Ich schreibe gerade an diesem Buch, Arbeitstitel Himmelswesen, weil sich in meinem Leben zwei Denkweisen begegnet sind, die normalerweise streng voneinander getrennt werden: die wissenschaftliche Neugier und die erzählerische Lust am Unmöglichen.
Auf meiner Reise durch Wissenschaft, Geschichte, Archäologie, Mythologie und moderne Grenzphänomene bin ich immer wieder auf Spuren gestoßen, die für sich genommen erklärbar oder zumindest diskutierbar sind — der abrupte Einschnitt des Younger Dryas, weltweite Flutüberlieferungen, Paradies- und Ursprungsmythen, Götter, Wächter und Kulturbringer, rätselhafte Monumentalbauten und schließlich die heutige, wieder offiziell gewordene Frage nach UFOs. Nichts davon beweist für sich genommen eine große verborgene Wahrheit. Aber zusammengenommen bilden diese Themen eine ziemlich hartnäckige Unruhe. Und irgendwann stellt man fest: Die geht nicht mehr weg, nur weil man seriös die Stirn runzelt.
Ich habe Wissenschaft gelernt, komme zudem aus dem Film und aus der Fiktion. Projekte wie Die Eylandt Recherche haben mir gezeigt, dass Fiktion nicht bloß Erfindung ist, sondern auch ein Denkwerkzeug. Sie erlaubt es, Fakten in eine Form zu bringen, Zusammenhänge probeweise ernst zu nehmen, Perspektiven zu verschieben und eine Frage so weit um die Ecke zu denken, bis plötzlich etwas sichtbar wird, das in einer rein sachlichen Darstellung verborgen bleibt.
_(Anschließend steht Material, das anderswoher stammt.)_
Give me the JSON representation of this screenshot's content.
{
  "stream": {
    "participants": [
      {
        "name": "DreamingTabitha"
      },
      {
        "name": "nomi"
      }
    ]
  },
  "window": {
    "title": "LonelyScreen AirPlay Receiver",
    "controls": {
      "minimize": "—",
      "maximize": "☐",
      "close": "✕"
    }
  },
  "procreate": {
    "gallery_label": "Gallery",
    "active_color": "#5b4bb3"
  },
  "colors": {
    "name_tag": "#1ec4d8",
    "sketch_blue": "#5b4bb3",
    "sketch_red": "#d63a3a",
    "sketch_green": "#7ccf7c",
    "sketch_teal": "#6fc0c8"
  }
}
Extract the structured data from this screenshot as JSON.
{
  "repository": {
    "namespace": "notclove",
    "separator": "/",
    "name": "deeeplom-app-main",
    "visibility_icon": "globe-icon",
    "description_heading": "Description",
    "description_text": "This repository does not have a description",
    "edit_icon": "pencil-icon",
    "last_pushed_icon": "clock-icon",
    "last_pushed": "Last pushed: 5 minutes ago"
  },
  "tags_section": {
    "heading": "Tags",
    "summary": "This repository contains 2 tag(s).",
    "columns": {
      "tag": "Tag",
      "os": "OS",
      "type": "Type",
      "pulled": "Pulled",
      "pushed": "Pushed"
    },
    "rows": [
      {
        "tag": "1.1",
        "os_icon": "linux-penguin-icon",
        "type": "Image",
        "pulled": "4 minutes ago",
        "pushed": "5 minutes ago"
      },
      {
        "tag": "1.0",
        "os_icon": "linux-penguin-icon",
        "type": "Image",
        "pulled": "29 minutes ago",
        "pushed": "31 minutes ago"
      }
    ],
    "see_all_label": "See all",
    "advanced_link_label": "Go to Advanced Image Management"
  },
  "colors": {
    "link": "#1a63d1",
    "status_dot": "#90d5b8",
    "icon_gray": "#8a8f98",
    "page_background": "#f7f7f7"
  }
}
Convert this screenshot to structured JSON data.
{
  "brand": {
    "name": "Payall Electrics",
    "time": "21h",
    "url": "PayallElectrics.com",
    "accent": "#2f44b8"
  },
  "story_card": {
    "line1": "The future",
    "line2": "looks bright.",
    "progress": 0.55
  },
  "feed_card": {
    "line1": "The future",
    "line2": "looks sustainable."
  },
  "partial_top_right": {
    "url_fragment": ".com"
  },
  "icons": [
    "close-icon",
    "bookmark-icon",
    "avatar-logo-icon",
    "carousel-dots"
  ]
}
Aus dieser Verbindung entstand die Idee zu diesem Buch: wissenschaftliche Fakten, historische Brüche und mythologische Erinnerungen kreativ zu interpretieren, ohne sie zu verfälschen. Nicht um Fake zu erzeugen. Nicht um Gewissheit zu behaupten. Sondern um ein Modell zu bauen — eine Theorie, die vielleicht nicht vollständig stimmt, aber möglicherweise einen Teil der Wahrheit berührt. So beginnen viele Theorien: mit dem unbequemen Gefühl, dass getrennte Dinge plötzlich dieselbe Form annehmen.
Im Zentrum steht die Frage, ob die Menschheit vor rund 12.800 Jahren nicht nur eine klimatische und kulturelle Katastrophe erlebt hat, sondern ob sich in den ältesten Mythen eine beschädigte Erinnerung an etwas Größeres erhalten haben könnte: an Auswahl, Bewahrung, Rückkehr; an Eden nicht als Paradies, sondern als kontrollierten Ort; und an Wesen, die in alten Texten als Götter, Wächter, Söhne Gottes oder Kulturbringer erscheinen. Klingt verrückt? Ja. Aber manchmal lohnt es sich, eine verrückte Frage sauber zu stellen, statt eine saubere Frage langweilig zu beantworten.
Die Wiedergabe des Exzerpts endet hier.